The Stoics are some of my favorite Ancient Greek philosophers – not only does the word “stoicism” arise from them (and not the other way around), but they subscribe to a host of ideas that at first seems most counterintuitive, but that grows on you as the arguments proceed, the paragon of good philosophy. There is a ton to their views, and I could go on and on about them, but it is the Stoic position on fate and determinism that I find most fascinating.
The Stoics find moral luck to be abhorrent. That is, that someone should be held responsible for something outside of their control is to them an untenable position: that only one of two drunk drivers is punished because only one happens to hit a pedestrian because that pedestrian happens to be there seems resolutely unfair to the Stoics. (Not that they mean to say that neither is culpable – it’s that only one is in fact punished that is the problem.) Thus, they take it to be the case that one can only be responsible for, and one should only care about, those things that one can control. And therein lies the rub, for the Stoics take it to be the case that all events are determined, that every event (and human action) has a preceding cause, and thus, since no alternative is open at the moment of action, that there is no such thing as free will. From this, the Stoics can find it irrational to display overt emotion, because, for example, anger at someone’s action involves the belief that the action could have proceeded differently, which in fact it couldn’t have.

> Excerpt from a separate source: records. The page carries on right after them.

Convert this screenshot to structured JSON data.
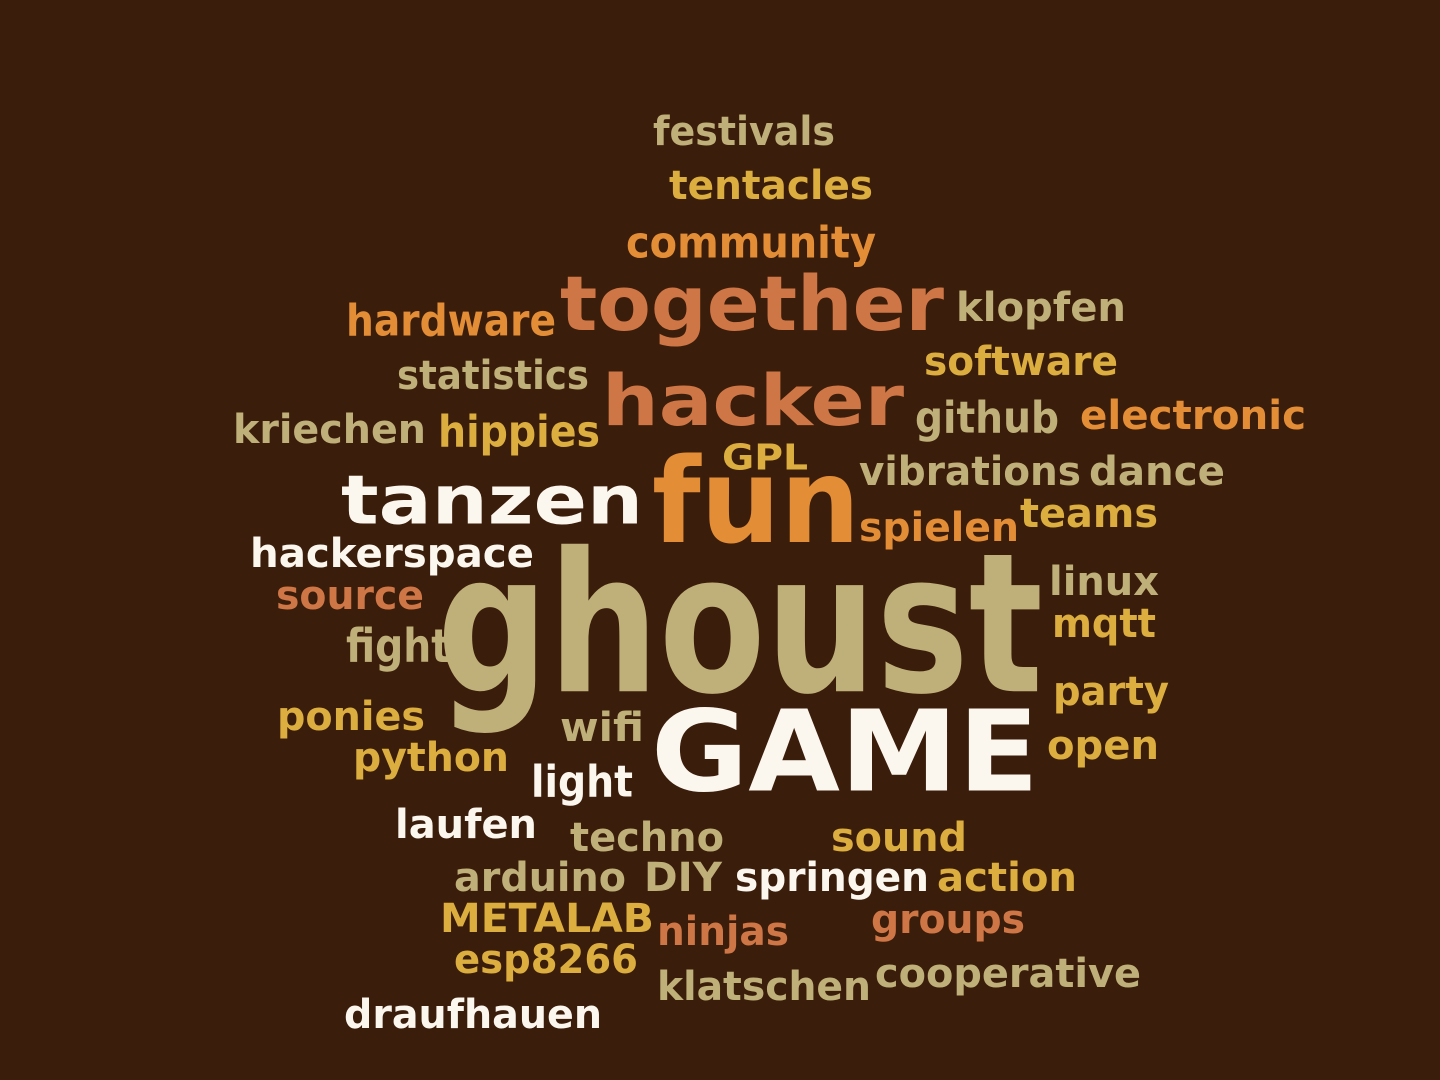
{
  "palette": {
    "background": "#3b1d0b",
    "khaki": "#bfb07a",
    "gold": "#dcae3f",
    "orange": "#e38e37",
    "terracotta": "#cf7646",
    "cream": "#fbf7ee"
  },
  "words": [
    {
      "text": "festivals",
      "color": "khaki"
    },
    {
      "text": "tentacles",
      "color": "gold"
    },
    {
      "text": "community",
      "color": "orange"
    },
    {
      "text": "hardware",
      "color": "orange"
    },
    {
      "text": "together",
      "color": "terracotta"
    },
    {
      "text": "klopfen",
      "color": "khaki"
    },
    {
      "text": "software",
      "color": "gold"
    },
    {
      "text": "statistics",
      "color": "khaki"
    },
    {
      "text": "hacker",
      "color": "terracotta"
    },
    {
      "text": "github",
      "color": "khaki"
    },
    {
      "text": "electronic",
      "color": "orange"
    },
    {
      "text": "kriechen",
      "color": "khaki"
    },
    {
      "text": "hippies",
      "color": "gold"
    },
    {
      "text": "GPL",
      "color": "gold"
    },
    {
      "text": "tanzen",
      "color": "cream"
    },
    {
      "text": "fun",
      "color": "orange"
    },
    {
      "text": "vibrations",
      "color": "khaki"
    },
    {
      "text": "dance",
      "color": "khaki"
    },
    {
      "text": "spielen",
      "color": "orange"
    },
    {
      "text": "teams",
      "color": "gold"
    },
    {
      "text": "hackerspace",
      "color": "cream"
    },
    {
      "text": "source",
      "color": "terracotta"
    },
    {
      "text": "ghoust",
      "color": "khaki"
    },
    {
      "text": "linux",
      "color": "khaki"
    },
    {
      "text": "mqtt",
      "color": "gold"
    },
    {
      "text": "fight",
      "color": "khaki"
    },
    {
      "text": "party",
      "color": "gold"
    },
    {
      "text": "ponies",
      "color": "gold"
    },
    {
      "text": "wifi",
      "color": "khaki"
    },
    {
      "text": "GAME",
      "color": "cream"
    },
    {
      "text": "open",
      "color": "gold"
    },
    {
      "text": "python",
      "color": "gold"
    },
    {
      "text": "light",
      "color": "cream"
    },
    {
      "text": "laufen",
      "color": "cream"
    },
    {
      "text": "techno",
      "color": "khaki"
    },
    {
      "text": "sound",
      "color": "gold"
    },
    {
      "text": "arduino",
      "color": "khaki"
    },
    {
      "text": "DIY",
      "color": "khaki"
    },
    {
      "text": "springen",
      "color": "cream"
    },
    {
      "text": "action",
      "color": "gold"
    },
    {
      "text": "METALAB",
      "color": "gold"
    },
    {
      "text": "ninjas",
      "color": "terracotta"
    },
    {
      "text": "groups",
      "color": "terracotta"
    },
    {
      "text": "esp8266",
      "color": "gold"
    },
    {
      "text": "klatschen",
      "color": "khaki"
    },
    {
      "text": "cooperative",
      "color": "khaki"
    },
    {
      "text": "draufhauen",
      "color": "cream"
    }
  ]
}
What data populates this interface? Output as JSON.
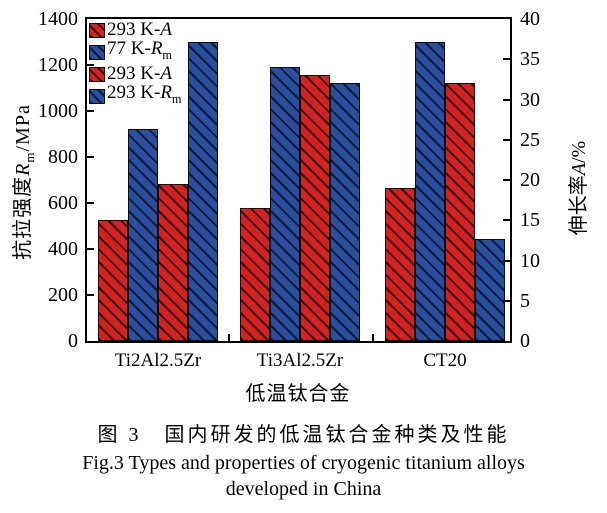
{
  "chart_data": {
    "type": "bar",
    "categories": [
      "Ti2Al2.5Zr",
      "Ti3Al2.5Zr",
      "CT20"
    ],
    "series": [
      {
        "label_pre": "293 K-",
        "label_sym": "A",
        "label_sub": "",
        "color": "#d42221",
        "hatch": "#40090d",
        "axis": "right",
        "unit": "%",
        "values": [
          15,
          16.5,
          19
        ]
      },
      {
        "label_pre": "77 K-",
        "label_sym": "R",
        "label_sub": "m",
        "color": "#2b4f9f",
        "hatch": "#0d1c3e",
        "axis": "left",
        "unit": "MPa",
        "values": [
          920,
          1190,
          1300
        ]
      },
      {
        "label_pre": "293 K-",
        "label_sym": "A",
        "label_sub": "",
        "color": "#d42221",
        "hatch": "#40090d",
        "axis": "right",
        "unit": "%",
        "values": [
          19.5,
          33,
          32
        ]
      },
      {
        "label_pre": "293 K-",
        "label_sym": "R",
        "label_sub": "m",
        "color": "#2b4f9f",
        "hatch": "#0d1c3e",
        "axis": "left",
        "unit": "MPa",
        "values": [
          1300,
          1120,
          445
        ]
      }
    ],
    "left_axis": {
      "title_pre": "抗拉强度",
      "title_sym": "R",
      "title_sub": "m",
      "title_post": "/MPa",
      "min": 0,
      "max": 1400,
      "ticks": [
        0,
        200,
        400,
        600,
        800,
        1000,
        1200,
        1400
      ]
    },
    "right_axis": {
      "title_pre": "伸长率",
      "title_sym": "A",
      "title_sub": "",
      "title_post": "/%",
      "min": 0,
      "max": 40,
      "ticks": [
        0,
        5,
        10,
        15,
        20,
        25,
        30,
        35,
        40
      ]
    },
    "xlabel": "低温钛合金",
    "legend_position": "top-left",
    "grid": false
  },
  "caption": {
    "zh": "图 3　国内研发的低温钛合金种类及性能",
    "en_line1": "Fig.3 Types and properties of cryogenic titanium alloys",
    "en_line2": "developed in China"
  }
}
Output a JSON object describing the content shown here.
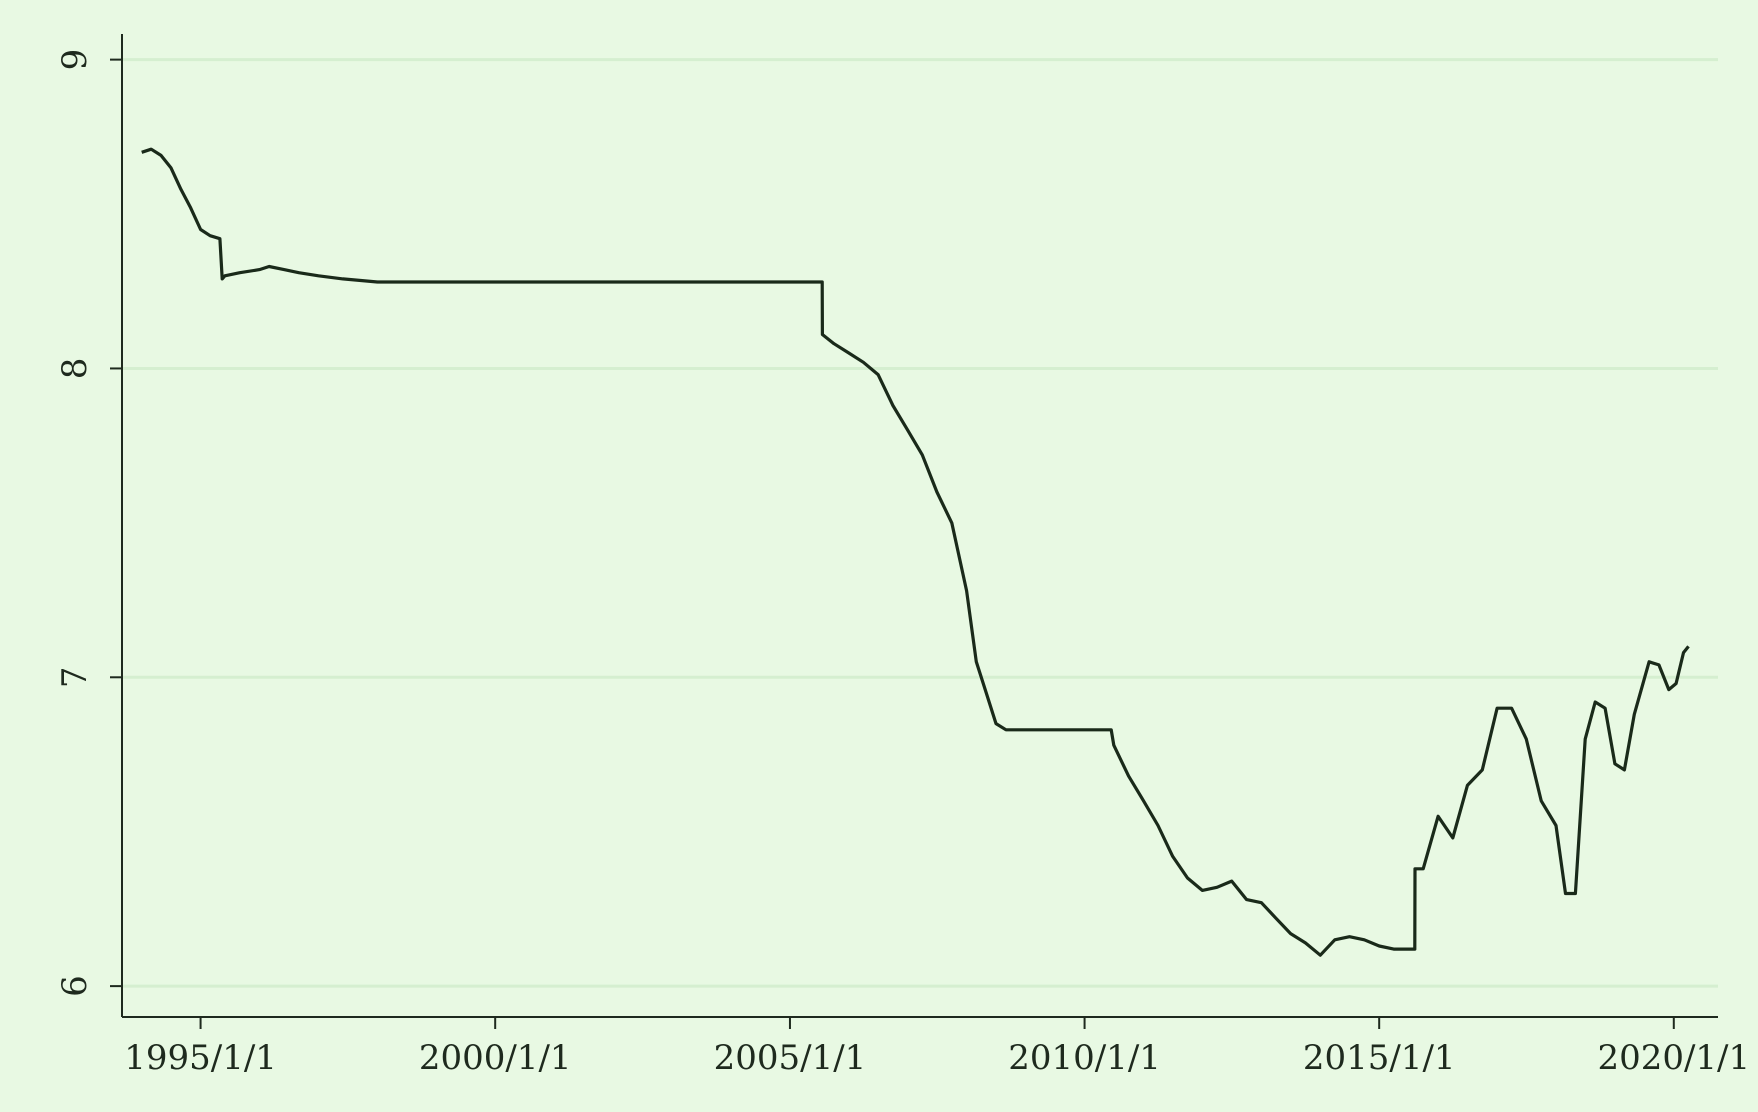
{
  "chart_data": {
    "type": "line",
    "title": "",
    "xlabel": "",
    "ylabel": "",
    "grid": true,
    "colors": {
      "background": "#e8f9e3",
      "line": "#1a2a1a",
      "grid": "#d5efd0",
      "axis": "#1e2a1e"
    },
    "xlim": [
      "1993-09-01",
      "2020-10-01"
    ],
    "ylim": [
      5.9,
      9.07
    ],
    "x_ticks": [
      {
        "value": "1995-01-01",
        "label": "1995/1/1"
      },
      {
        "value": "2000-01-01",
        "label": "2000/1/1"
      },
      {
        "value": "2005-01-01",
        "label": "2005/1/1"
      },
      {
        "value": "2010-01-01",
        "label": "2010/1/1"
      },
      {
        "value": "2015-01-01",
        "label": "2015/1/1"
      },
      {
        "value": "2020-01-01",
        "label": "2020/1/1"
      }
    ],
    "y_ticks": [
      {
        "value": 6,
        "label": "6"
      },
      {
        "value": 7,
        "label": "7"
      },
      {
        "value": 8,
        "label": "8"
      },
      {
        "value": 9,
        "label": "9"
      }
    ],
    "series": [
      {
        "name": "",
        "x": [
          "1994-01-01",
          "1994-03-01",
          "1994-05-01",
          "1994-07-01",
          "1994-09-01",
          "1994-11-01",
          "1995-01-01",
          "1995-03-01",
          "1995-05-01",
          "1995-05-15",
          "1995-06-01",
          "1995-09-01",
          "1996-01-01",
          "1996-03-01",
          "1996-06-01",
          "1996-09-01",
          "1997-01-01",
          "1997-06-01",
          "1998-01-01",
          "1999-01-01",
          "2000-01-01",
          "2001-01-01",
          "2002-01-01",
          "2003-01-01",
          "2004-01-01",
          "2005-07-20",
          "2005-07-21",
          "2005-10-01",
          "2006-01-01",
          "2006-04-01",
          "2006-07-01",
          "2006-10-01",
          "2007-01-01",
          "2007-04-01",
          "2007-07-01",
          "2007-10-01",
          "2008-01-01",
          "2008-03-01",
          "2008-05-01",
          "2008-07-01",
          "2008-09-01",
          "2009-01-01",
          "2009-06-01",
          "2010-01-01",
          "2010-06-15",
          "2010-07-01",
          "2010-10-01",
          "2011-01-01",
          "2011-04-01",
          "2011-07-01",
          "2011-10-01",
          "2012-01-01",
          "2012-04-01",
          "2012-07-01",
          "2012-10-01",
          "2013-01-01",
          "2013-04-01",
          "2013-07-01",
          "2013-10-01",
          "2014-01-01",
          "2014-04-01",
          "2014-07-01",
          "2014-10-01",
          "2015-01-01",
          "2015-04-01",
          "2015-08-10",
          "2015-08-11",
          "2015-10-01",
          "2016-01-01",
          "2016-04-01",
          "2016-07-01",
          "2016-10-01",
          "2017-01-01",
          "2017-04-01",
          "2017-07-01",
          "2017-10-01",
          "2018-01-01",
          "2018-03-01",
          "2018-05-01",
          "2018-07-01",
          "2018-09-01",
          "2018-11-01",
          "2019-01-01",
          "2019-03-01",
          "2019-05-01",
          "2019-08-01",
          "2019-10-01",
          "2019-12-01",
          "2020-01-15",
          "2020-03-01",
          "2020-04-01"
        ],
        "y": [
          8.7,
          8.71,
          8.69,
          8.65,
          8.58,
          8.52,
          8.45,
          8.43,
          8.42,
          8.29,
          8.3,
          8.31,
          8.32,
          8.33,
          8.32,
          8.31,
          8.3,
          8.29,
          8.28,
          8.28,
          8.28,
          8.28,
          8.28,
          8.28,
          8.28,
          8.28,
          8.11,
          8.08,
          8.05,
          8.02,
          7.98,
          7.88,
          7.8,
          7.72,
          7.6,
          7.5,
          7.28,
          7.05,
          6.95,
          6.85,
          6.83,
          6.83,
          6.83,
          6.83,
          6.83,
          6.78,
          6.68,
          6.6,
          6.52,
          6.42,
          6.35,
          6.31,
          6.32,
          6.34,
          6.28,
          6.27,
          6.22,
          6.17,
          6.14,
          6.1,
          6.15,
          6.16,
          6.15,
          6.13,
          6.12,
          6.12,
          6.38,
          6.38,
          6.55,
          6.48,
          6.65,
          6.7,
          6.9,
          6.9,
          6.8,
          6.6,
          6.52,
          6.3,
          6.3,
          6.8,
          6.92,
          6.9,
          6.72,
          6.7,
          6.88,
          7.05,
          7.04,
          6.96,
          6.98,
          7.08,
          7.1
        ]
      }
    ]
  }
}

This, then, is where Sartre comes in, for he holds that true freedom rests not in imagining one’s situation to be different and wishing it were so, but in acting given one’s facticity, making choices within the situation one finds oneself in and making the best of it. Freedom, to Sartre, is not lying to oneself about one’s situation, and making decisions based on and wholly within that situation. It’s a balance between, on the one hand, the constraints of body and worldly condition, and on the other, the ability to imagine being above those constraints, and most of all being able to act on that imagination while understanding and accepting one’s physical constraints.
It would appear, then, that the Stoics and Sartre are much at odds, for how can one resolve to act, even given an understanding of one’s facticity, if all actions are predetermined anyhow?